The social worker demonstrated a "serious lack of integrity" by concealing her second job, the regulator found.

A social worker who claimed pay for part-time work at one council while on sick leave from her permanent job at another has received a caution from the Health and Care Professions Council (HCPC).

Roberta Van-Dyck was employed by the London Borough of Hounslow as a locum from 2009 and then as a permanent, full-time employee in the children and adult services team between 1 April 2010 and 28 September 2011.

However, in 2011, a data match alerted the National Fraud Initiative to the fact that Van-Dyck had also been contracted by the London Borough of Newham to work as and when required from 18 March 2009, a panel of the HCPC’s conduct and competence committee heard.

Newham gave the counter-fraud team at Hounslow council copies of Van-Dyck’s timesheets submitted between January 2010 and July 2011.

A cross-referencing exercises showed she had submitted claims for hours worked at Newham, which corresponded with days she had been absent from Hounslow due to sickness, annual leave, working from home or training. 

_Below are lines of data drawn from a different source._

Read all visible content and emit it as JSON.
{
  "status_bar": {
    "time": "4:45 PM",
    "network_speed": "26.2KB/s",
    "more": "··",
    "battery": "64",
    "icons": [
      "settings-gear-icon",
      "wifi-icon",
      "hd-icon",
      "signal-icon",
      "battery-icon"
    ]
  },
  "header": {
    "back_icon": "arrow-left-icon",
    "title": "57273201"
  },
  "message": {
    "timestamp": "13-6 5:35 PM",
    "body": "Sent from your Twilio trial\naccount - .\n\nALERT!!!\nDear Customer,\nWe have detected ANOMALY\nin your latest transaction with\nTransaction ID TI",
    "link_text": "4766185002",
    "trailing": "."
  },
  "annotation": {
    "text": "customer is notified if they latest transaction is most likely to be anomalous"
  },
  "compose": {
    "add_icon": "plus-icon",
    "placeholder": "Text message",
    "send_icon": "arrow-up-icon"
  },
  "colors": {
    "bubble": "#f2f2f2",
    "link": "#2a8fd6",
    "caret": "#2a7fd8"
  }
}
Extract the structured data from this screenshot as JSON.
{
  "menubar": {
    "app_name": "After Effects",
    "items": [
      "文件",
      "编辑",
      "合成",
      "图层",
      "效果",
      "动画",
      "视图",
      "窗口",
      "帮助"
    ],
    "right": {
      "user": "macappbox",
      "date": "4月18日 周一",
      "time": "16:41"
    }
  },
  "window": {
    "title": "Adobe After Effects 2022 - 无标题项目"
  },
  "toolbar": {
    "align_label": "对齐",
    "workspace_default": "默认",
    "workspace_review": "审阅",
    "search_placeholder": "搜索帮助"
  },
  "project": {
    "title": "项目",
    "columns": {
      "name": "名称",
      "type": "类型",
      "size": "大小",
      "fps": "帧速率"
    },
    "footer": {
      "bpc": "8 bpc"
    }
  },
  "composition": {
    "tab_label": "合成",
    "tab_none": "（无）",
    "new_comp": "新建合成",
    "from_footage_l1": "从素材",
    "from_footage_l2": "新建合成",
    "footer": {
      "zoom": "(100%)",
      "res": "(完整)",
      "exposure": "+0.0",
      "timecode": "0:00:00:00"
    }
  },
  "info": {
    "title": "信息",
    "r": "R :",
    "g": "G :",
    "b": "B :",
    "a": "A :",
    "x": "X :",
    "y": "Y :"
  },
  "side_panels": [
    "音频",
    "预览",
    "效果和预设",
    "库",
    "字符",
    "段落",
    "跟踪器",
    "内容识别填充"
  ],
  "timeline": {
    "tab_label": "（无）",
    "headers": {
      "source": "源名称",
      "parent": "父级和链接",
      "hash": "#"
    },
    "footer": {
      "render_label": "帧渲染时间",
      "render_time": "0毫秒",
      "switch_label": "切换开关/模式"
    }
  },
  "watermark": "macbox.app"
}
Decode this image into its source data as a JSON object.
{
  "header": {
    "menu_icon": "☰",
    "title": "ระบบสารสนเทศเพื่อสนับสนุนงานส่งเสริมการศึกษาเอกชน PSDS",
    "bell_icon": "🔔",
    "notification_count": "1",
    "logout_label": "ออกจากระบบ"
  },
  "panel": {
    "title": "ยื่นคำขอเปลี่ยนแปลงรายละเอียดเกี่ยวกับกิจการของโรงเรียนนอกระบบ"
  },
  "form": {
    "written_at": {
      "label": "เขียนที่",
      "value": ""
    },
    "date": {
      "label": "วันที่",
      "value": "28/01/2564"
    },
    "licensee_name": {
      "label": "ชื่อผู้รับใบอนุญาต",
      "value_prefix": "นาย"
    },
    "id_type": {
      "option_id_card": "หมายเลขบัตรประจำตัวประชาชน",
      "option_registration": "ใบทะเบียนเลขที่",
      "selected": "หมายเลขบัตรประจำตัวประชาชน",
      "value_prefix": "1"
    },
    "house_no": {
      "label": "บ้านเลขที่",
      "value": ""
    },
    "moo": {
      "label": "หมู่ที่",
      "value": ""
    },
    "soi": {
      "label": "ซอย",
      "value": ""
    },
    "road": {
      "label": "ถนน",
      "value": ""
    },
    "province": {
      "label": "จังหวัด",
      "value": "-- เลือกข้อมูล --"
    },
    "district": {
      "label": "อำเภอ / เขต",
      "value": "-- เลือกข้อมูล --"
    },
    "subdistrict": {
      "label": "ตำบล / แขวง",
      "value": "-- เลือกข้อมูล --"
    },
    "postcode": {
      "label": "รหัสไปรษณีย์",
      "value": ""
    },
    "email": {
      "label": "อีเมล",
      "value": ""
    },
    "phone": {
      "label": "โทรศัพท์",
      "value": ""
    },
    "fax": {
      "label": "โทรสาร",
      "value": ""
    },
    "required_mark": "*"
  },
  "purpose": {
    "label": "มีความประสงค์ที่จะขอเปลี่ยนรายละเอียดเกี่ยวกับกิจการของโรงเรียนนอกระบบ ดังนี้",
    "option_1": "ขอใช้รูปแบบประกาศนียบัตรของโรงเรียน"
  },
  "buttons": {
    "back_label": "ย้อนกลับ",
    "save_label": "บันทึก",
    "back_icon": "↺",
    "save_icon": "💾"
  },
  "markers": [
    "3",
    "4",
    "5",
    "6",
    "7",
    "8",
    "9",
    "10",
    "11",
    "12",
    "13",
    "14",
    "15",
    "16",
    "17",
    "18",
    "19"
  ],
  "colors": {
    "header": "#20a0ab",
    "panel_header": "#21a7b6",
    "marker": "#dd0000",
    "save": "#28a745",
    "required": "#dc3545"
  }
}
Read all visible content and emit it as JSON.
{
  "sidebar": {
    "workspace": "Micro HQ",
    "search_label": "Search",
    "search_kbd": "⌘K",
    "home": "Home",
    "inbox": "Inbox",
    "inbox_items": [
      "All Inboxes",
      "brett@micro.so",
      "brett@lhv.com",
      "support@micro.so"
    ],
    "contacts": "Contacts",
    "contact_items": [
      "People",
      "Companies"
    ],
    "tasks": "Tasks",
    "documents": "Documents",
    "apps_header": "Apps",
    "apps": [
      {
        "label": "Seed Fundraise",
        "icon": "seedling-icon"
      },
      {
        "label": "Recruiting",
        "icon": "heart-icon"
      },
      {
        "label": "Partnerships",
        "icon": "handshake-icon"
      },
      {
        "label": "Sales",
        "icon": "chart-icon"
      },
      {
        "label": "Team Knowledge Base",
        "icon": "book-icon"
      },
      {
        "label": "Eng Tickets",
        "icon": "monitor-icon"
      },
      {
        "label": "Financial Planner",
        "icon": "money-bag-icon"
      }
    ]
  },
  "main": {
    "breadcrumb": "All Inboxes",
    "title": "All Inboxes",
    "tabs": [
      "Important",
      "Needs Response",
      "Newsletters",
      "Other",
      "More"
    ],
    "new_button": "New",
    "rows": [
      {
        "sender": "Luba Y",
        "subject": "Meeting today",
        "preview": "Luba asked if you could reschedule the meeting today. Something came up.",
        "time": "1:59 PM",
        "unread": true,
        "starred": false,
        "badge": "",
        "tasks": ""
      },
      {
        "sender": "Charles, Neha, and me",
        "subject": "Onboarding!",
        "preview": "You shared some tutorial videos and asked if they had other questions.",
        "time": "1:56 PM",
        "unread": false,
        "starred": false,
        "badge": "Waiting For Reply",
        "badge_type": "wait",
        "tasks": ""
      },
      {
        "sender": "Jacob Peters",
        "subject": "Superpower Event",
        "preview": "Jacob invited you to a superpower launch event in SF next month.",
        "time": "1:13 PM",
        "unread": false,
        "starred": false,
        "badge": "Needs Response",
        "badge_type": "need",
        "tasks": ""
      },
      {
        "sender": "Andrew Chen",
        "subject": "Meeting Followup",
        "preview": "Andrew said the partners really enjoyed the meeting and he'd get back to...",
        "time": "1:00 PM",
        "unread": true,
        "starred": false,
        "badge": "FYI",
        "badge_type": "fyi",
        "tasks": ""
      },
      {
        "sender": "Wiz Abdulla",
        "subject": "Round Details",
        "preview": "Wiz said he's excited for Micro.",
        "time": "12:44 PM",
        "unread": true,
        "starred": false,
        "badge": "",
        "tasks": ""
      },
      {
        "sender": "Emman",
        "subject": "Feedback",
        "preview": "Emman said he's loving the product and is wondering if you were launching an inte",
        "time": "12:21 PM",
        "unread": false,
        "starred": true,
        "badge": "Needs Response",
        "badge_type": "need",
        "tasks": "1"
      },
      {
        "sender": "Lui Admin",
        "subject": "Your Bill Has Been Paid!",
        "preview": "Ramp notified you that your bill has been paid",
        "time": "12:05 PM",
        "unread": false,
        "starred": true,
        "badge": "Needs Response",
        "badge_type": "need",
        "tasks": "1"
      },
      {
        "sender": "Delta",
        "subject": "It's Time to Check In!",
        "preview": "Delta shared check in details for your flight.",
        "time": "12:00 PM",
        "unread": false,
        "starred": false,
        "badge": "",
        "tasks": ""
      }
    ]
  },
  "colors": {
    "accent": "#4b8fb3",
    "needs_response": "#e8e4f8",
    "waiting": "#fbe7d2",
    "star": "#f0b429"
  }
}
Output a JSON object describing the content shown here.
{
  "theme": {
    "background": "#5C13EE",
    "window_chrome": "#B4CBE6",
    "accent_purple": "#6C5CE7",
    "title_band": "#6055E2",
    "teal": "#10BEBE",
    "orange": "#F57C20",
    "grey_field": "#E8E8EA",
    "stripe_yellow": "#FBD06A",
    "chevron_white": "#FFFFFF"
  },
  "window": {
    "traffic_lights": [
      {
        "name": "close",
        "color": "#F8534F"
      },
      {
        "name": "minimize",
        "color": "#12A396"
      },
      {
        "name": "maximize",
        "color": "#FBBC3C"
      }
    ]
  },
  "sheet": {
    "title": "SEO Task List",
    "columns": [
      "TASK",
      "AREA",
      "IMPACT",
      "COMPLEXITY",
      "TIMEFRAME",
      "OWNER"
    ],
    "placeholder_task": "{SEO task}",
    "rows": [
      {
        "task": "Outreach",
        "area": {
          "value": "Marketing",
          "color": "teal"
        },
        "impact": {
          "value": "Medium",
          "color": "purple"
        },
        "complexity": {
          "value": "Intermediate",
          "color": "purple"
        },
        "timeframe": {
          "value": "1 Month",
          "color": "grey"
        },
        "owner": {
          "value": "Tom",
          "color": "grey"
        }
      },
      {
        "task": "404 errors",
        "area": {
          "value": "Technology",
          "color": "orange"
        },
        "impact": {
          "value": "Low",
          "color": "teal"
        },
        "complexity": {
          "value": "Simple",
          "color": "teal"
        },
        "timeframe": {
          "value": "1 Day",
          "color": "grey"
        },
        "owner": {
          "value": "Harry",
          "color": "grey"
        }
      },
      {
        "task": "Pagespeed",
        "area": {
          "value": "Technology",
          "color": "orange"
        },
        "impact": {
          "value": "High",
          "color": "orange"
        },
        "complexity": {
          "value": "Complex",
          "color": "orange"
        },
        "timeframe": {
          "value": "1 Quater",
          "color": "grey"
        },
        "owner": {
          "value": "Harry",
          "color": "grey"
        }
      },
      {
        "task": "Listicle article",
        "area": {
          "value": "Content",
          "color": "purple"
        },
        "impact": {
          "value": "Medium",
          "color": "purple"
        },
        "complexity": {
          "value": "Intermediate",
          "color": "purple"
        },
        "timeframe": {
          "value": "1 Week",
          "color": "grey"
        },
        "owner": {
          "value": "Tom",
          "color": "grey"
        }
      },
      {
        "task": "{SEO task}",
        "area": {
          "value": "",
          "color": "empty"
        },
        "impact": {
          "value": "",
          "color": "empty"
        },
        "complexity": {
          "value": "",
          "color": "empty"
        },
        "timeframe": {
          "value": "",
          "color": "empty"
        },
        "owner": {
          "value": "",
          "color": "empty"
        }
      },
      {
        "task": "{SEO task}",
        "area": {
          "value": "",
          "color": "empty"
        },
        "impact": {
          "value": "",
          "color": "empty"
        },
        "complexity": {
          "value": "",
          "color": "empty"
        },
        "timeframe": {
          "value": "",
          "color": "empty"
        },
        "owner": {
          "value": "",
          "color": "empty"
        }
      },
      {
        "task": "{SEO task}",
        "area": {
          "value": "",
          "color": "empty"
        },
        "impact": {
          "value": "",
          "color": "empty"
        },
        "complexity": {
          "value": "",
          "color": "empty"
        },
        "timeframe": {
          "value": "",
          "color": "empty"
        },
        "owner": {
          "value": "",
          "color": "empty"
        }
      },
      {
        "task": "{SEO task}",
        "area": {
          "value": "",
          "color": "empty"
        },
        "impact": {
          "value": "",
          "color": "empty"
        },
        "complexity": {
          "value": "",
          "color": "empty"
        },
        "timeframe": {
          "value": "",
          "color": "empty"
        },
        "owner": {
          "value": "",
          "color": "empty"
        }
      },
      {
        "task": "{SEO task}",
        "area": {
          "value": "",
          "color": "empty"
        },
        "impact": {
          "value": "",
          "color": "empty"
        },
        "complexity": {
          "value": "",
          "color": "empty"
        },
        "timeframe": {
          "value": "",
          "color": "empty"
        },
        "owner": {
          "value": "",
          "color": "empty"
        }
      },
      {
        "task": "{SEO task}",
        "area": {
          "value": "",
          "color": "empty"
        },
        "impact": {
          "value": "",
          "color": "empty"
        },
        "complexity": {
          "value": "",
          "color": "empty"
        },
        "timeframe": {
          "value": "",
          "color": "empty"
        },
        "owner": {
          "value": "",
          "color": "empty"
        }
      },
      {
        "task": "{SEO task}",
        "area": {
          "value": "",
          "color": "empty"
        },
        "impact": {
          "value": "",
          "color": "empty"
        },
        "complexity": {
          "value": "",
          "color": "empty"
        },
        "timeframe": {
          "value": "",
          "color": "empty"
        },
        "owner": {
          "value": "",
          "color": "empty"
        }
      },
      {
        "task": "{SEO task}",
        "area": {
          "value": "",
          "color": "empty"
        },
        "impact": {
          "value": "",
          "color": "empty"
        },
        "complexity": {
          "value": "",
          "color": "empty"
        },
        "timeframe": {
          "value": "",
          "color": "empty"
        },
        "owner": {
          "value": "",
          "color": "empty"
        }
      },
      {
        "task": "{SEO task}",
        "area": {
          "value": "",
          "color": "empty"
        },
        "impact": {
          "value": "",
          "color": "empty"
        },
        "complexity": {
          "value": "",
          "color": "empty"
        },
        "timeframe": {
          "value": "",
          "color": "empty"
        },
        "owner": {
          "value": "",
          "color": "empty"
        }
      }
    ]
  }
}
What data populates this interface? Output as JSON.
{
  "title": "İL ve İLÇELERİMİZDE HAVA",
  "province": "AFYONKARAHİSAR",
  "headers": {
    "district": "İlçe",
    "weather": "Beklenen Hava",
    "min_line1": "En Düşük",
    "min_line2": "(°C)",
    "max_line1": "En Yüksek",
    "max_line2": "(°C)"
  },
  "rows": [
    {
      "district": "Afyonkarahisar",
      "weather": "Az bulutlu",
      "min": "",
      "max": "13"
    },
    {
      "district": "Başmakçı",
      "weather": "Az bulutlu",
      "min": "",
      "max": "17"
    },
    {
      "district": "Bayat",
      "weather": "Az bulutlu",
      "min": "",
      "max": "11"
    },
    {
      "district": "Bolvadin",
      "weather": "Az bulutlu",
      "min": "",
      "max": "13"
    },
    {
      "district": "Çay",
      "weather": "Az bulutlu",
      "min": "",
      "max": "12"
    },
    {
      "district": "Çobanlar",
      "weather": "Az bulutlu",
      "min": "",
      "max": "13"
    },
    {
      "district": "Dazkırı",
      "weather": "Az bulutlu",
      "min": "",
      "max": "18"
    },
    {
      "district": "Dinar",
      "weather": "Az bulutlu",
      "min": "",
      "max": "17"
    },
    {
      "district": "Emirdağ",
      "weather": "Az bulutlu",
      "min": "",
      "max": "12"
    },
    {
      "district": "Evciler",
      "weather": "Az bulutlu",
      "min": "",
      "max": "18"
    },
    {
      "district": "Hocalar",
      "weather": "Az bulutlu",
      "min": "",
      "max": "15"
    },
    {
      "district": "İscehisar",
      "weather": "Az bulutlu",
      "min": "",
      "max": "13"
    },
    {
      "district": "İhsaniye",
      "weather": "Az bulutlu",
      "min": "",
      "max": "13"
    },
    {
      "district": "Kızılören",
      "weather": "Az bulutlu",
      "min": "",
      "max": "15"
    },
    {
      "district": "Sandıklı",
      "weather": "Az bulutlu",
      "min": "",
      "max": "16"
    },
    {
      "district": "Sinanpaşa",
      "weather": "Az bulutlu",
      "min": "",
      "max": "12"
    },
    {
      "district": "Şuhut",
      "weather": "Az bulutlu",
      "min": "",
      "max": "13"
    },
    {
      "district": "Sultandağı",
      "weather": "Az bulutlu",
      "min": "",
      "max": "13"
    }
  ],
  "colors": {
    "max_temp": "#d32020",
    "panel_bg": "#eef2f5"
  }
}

Van-Dyck also sent a confidential case conference report to an unauthorised contact, who was not a Hounslow council employee, to a personal Hotmail email account.

Van-Dyck, who attended the HCPC’s hearing, but was not represented, said she had sent the email in error.

She also claimed she had not actually worked for Newham on many of the occasions indicated on the timesheets; rather she had submitted claims on those dates to get around a restriction by Newham on the number of hours she could claim in a week.

However, the panel found that she was in breach of her contract of employment with Hounslow and concluded that she had deliberately withheld information from her employer, therefore failing to comply with its code of conduct and ethics.

“Some of her colleagues were aware of her dual employment, but she failed to inform her managers on the grounds that this was ‘nothing to do with them’. This was deliberate non-disclosure by a person who was not being straight or on the level,” said the panel.

It added that this dishonesty over a 12-month period for financial gain “demonstrated a serious lack of integrity”.

Taking into her account her previous unblemished record and the fact there was no suggestion of lack of competence in respect of her “challenging professional duties”, the panel concluded that a four-year caution was the appropriate sanction in this case.